Expressive eyes blinked once. The beauty nodded. “Answer?”
Dusty thought the vision in front of him said, “Justin”. That couldn’t be right. The noisy din of the crowd made it difficult to hear the lovely creature in the Asian dress.“Justine?” Wait, he’d seen her! He recognized her from her profile picture. “Wait. Are you DarkJustine28?”
Slowly she leaned in close to his ear to breathe the words, “Call me J.”

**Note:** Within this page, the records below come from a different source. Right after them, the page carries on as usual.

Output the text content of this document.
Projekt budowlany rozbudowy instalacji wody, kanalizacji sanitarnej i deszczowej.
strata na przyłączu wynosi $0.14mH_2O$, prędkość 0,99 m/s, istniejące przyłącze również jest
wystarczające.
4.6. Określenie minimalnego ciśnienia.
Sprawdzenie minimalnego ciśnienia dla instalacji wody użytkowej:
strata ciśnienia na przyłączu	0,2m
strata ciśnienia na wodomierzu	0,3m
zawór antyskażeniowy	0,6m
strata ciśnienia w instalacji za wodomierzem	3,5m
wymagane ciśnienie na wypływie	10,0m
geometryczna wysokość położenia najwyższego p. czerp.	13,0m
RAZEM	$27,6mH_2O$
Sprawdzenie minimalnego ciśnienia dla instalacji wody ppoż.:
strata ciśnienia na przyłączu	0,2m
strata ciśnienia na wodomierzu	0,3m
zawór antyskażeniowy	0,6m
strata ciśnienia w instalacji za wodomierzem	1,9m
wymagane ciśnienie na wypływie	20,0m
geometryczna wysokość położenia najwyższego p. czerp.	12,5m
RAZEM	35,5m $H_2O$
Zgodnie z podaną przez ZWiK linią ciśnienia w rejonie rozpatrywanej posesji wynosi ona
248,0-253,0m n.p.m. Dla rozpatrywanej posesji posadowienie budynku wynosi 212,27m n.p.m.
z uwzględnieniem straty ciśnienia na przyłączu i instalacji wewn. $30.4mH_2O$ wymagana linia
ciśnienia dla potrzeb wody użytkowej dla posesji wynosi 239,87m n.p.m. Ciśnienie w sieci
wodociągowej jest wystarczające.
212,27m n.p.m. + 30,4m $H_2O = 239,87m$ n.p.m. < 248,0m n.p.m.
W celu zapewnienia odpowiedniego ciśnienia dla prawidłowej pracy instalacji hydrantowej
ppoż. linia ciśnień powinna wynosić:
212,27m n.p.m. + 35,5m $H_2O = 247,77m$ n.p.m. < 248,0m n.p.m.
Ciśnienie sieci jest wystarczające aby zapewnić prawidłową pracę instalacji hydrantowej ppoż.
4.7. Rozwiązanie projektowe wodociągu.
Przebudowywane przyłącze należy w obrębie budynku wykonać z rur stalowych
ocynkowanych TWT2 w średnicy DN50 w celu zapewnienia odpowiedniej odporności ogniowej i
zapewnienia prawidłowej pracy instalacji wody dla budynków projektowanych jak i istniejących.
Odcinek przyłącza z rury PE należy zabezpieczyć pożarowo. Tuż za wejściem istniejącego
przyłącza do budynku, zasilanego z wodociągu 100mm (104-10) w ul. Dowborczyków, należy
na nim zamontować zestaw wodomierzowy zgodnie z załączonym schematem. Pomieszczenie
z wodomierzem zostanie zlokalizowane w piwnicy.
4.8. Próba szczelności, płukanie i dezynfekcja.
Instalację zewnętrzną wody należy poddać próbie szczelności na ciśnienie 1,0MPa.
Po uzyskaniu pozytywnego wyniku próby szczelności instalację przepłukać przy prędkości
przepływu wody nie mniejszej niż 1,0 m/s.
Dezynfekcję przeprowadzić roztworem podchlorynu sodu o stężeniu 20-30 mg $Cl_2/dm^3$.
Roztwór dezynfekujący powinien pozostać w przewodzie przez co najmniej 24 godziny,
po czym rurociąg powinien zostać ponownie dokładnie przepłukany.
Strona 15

“Hey, you’re one of the writers on The Dark Angels’ fan fiction site.” Wow, it had to be her. Her stories were sexually creative, hot, and not just because they were always very flattering toward him.
Dusty inhaled her scent; he loved the intoxicating mix of amber and vanilla.
“You actually read it?” Her surprised expression gave way to a mischievousness gleam.
Dusty admitted the truth with a nod as he took in her appearance. Her look was interesting, not the usual slut wear Dusty saw most women sported in the clubs. J wore a short, grey Chinese dress to match those mesmerizing huge stormy eyes. Low heels let her move easily. J would come right up to Dusty’s chin if he were standing. The cut of the dress showed off a trim, lean figure and had splits up the sides, giving glimpses of awesome legs.
“Of course. Your stories are great, and that’s not just because you’re a Boston Red Sox fan.” Although, having her pull for his team helped.
“They’ve had quite a season so far. I think we’re on a roll.”
“Definitely,” Dusty agreed and moved a bit closer.
J didn’t have much on top, but if the truth be told, Dusty was actually an ass man and, from what he could see, J had quite a backside. Even in the demure dress, her butt made a firm mound beneath the fabric. He wanted to grab it in both hands.
Wait? Really? So not like him. Especially within five minutes of meeting someone. J’s hair hung in long blonde waves around a sweet, oval face. In a word, J was delicious. Everything about her called to Dusty on a basic level.
And Dusty wanted more than anything to answer.